# Does there exist two trivial subgroups?

I'm so confused. I know the trivial subgroup is identity itself.

• Hi when people mean trivial subgroup, they mean the group itself(which is a subgroup) and the identity element(also a subgroup).so yes there are two trivial subgroups – asddf Feb 24 '17 at 20:07
• I think,group itself is non-trivial subgroup. And if H<G then it is called proper subgroup of G.(book reference contemprory Abstract algebra By Galliaon – Nimesh Feb 24 '17 at 20:08
• Keep in mind that trivial here is used in the meaning of very easy. When learning the definition of a subgroup its very easy to see that the identity element and the whole group are subgroups. Thats why they are called trivial. You didnt mention proper subgroups in your post, you just said subgroups.If you want to go for proper subgroups only, you are right only e is a proper trivial subgroup. – asddf Feb 24 '17 at 20:18
• @asddf You are using trivial in the informal way commonly seen in mathematics, but in group theory, it refers particularly to the group with one element.
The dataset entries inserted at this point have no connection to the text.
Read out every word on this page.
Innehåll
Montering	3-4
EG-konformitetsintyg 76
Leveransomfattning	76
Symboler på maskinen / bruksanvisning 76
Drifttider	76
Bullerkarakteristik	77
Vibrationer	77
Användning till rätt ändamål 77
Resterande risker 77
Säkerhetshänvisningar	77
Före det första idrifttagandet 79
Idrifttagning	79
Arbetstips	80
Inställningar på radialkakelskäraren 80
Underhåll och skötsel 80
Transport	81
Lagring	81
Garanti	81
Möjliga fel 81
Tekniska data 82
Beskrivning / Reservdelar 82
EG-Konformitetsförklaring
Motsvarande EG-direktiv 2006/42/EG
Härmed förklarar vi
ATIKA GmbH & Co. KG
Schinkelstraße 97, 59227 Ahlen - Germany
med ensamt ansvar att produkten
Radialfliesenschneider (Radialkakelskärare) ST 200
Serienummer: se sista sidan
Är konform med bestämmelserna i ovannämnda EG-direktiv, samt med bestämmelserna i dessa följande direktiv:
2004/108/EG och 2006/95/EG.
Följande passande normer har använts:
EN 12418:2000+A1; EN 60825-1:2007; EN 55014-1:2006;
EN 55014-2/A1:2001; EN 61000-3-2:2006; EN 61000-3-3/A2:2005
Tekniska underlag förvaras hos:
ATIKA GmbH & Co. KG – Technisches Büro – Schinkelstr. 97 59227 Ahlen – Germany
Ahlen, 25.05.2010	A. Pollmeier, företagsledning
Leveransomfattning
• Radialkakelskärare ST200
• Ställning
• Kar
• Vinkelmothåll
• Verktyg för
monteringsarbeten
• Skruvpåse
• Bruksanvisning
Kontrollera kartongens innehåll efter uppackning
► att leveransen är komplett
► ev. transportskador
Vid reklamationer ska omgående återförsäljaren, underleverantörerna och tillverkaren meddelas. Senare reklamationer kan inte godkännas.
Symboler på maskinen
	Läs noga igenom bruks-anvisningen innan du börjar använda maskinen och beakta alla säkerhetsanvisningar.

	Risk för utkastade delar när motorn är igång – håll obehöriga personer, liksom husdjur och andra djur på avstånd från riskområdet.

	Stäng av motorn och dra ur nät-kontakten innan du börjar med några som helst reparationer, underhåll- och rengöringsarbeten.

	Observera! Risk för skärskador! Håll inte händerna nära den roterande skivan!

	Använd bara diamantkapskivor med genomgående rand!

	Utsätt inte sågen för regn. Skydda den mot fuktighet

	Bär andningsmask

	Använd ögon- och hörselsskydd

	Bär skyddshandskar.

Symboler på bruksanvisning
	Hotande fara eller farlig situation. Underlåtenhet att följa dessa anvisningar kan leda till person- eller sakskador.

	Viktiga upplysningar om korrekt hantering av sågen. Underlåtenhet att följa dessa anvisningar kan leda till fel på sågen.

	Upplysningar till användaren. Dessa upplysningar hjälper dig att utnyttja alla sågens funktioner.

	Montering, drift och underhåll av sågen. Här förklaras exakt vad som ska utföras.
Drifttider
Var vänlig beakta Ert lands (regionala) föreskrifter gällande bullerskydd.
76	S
See, for example, Wikipedia. – Théophile Feb 24 '17 at 20:26
• Given the inconsistent usage around, I think $-4$ is a bit harsh for this question! I wouldn't normally upvote it, but on this occasion I will. – Derek Holt Feb 24 '17 at 21:20

A trivial group is a group with only one element: $\{e\}$. Since all such groups are isomorphic, we often speak of the trivial group.
Every group clearly has the trivial group as a subgroup. A proper subgroup of a group $G$ is a subgroup that is not $G$ itself. If a group $G$ has no proper nontrivial subgroups, then its only subgroups are $G$ and $\{e\}$.